4. The method according to claim 3, wherein the conditional entropy between the feature map corresponding to each channel and the feature maps corresponding to other channels according to the probability of each channel in each interval and a conditional entropy formula comprises:

summing the probability of the first channel in each interval to obtain the probability sum of the first channel; and the number of the first and second groups,

summing products of conditional probabilities of the second channel in each interval relative to the probability of the first channel in each interval and the logarithm of the conditional probabilities to obtain a probability sum of the second channel;

and taking the negative of the product of the probability sum of the first channel and the probability sum of the second channel as the conditional entropy of the second channel to the first channel.
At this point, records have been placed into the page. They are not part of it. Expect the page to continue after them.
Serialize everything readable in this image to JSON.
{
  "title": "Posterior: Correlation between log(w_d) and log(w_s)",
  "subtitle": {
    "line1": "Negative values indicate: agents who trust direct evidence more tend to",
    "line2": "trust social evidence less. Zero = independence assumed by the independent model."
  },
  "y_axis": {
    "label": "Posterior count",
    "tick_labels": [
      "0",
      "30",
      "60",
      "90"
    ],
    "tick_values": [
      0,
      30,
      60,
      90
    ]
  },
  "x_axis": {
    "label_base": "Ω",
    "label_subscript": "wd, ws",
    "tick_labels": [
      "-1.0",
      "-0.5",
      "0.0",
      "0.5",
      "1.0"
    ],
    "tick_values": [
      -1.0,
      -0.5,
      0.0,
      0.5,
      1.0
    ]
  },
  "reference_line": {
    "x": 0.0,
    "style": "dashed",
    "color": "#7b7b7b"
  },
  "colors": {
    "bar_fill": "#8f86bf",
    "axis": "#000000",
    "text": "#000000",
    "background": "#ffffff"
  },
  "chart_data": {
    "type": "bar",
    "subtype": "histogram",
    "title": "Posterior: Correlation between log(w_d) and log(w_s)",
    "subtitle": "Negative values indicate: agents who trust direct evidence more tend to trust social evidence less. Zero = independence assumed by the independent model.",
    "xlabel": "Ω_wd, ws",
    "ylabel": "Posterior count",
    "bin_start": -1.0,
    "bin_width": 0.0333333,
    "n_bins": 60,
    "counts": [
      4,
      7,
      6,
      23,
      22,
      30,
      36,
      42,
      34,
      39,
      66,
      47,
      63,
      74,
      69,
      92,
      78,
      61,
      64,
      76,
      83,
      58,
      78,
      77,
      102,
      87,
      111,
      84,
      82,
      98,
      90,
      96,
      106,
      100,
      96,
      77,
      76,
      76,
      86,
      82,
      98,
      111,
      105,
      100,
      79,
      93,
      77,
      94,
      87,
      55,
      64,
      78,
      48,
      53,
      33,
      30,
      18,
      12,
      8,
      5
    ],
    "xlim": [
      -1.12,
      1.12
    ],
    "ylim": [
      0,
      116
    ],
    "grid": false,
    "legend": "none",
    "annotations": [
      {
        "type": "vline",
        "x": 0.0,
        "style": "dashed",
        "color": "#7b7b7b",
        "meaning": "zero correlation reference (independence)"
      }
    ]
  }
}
5. The method of claim 1, wherein after calculating, for each convolutional layer of the initial neural network model, a conditional entropy between a feature map corresponding to each channel in the convolutional layer and feature maps corresponding to other channels, the method further comprises:

acquiring conditional entropy between the characteristic diagram corresponding to each channel and the characteristic diagram corresponding to the channel;

generating a conditional entropy matrix according to the conditional entropy between the feature diagram corresponding to each channel and the feature diagrams corresponding to other channels and the conditional entropy between the feature diagram corresponding to each channel and the feature diagram corresponding to the channel; the rows and columns of the conditional entropy matrix are the number of channels of the convolutional layer, and the conditional entropy in each row of the conditional entropy matrix is the conditional entropy between the feature map corresponding to the same channel and the feature maps corresponding to other channels.

6. The method according to claim 1, wherein after the pruning processing is performed on the initial neural network model according to the average conditional entropy corresponding to each channel in the convolutional layer for each convolutional layer of the initial neural network model, so as to obtain an optimized neural network model, the method further comprises:

and training the optimized neural network model.

7. A data processing apparatus, characterized in that the apparatus comprises:

8. The apparatus according to claim 7, wherein the first conditional entropy obtaining module comprises:

9. A computer-readable medium having stored thereon computer-executable instructions for performing the method of any one of claims 1-6.

10. A computing device, comprising:

at least one processor; and a memory communicatively coupled to the at least one processor; wherein the memory stores instructions executable by the at least one processor to enable the at least one processor to perform the method of any one of claims 1-6.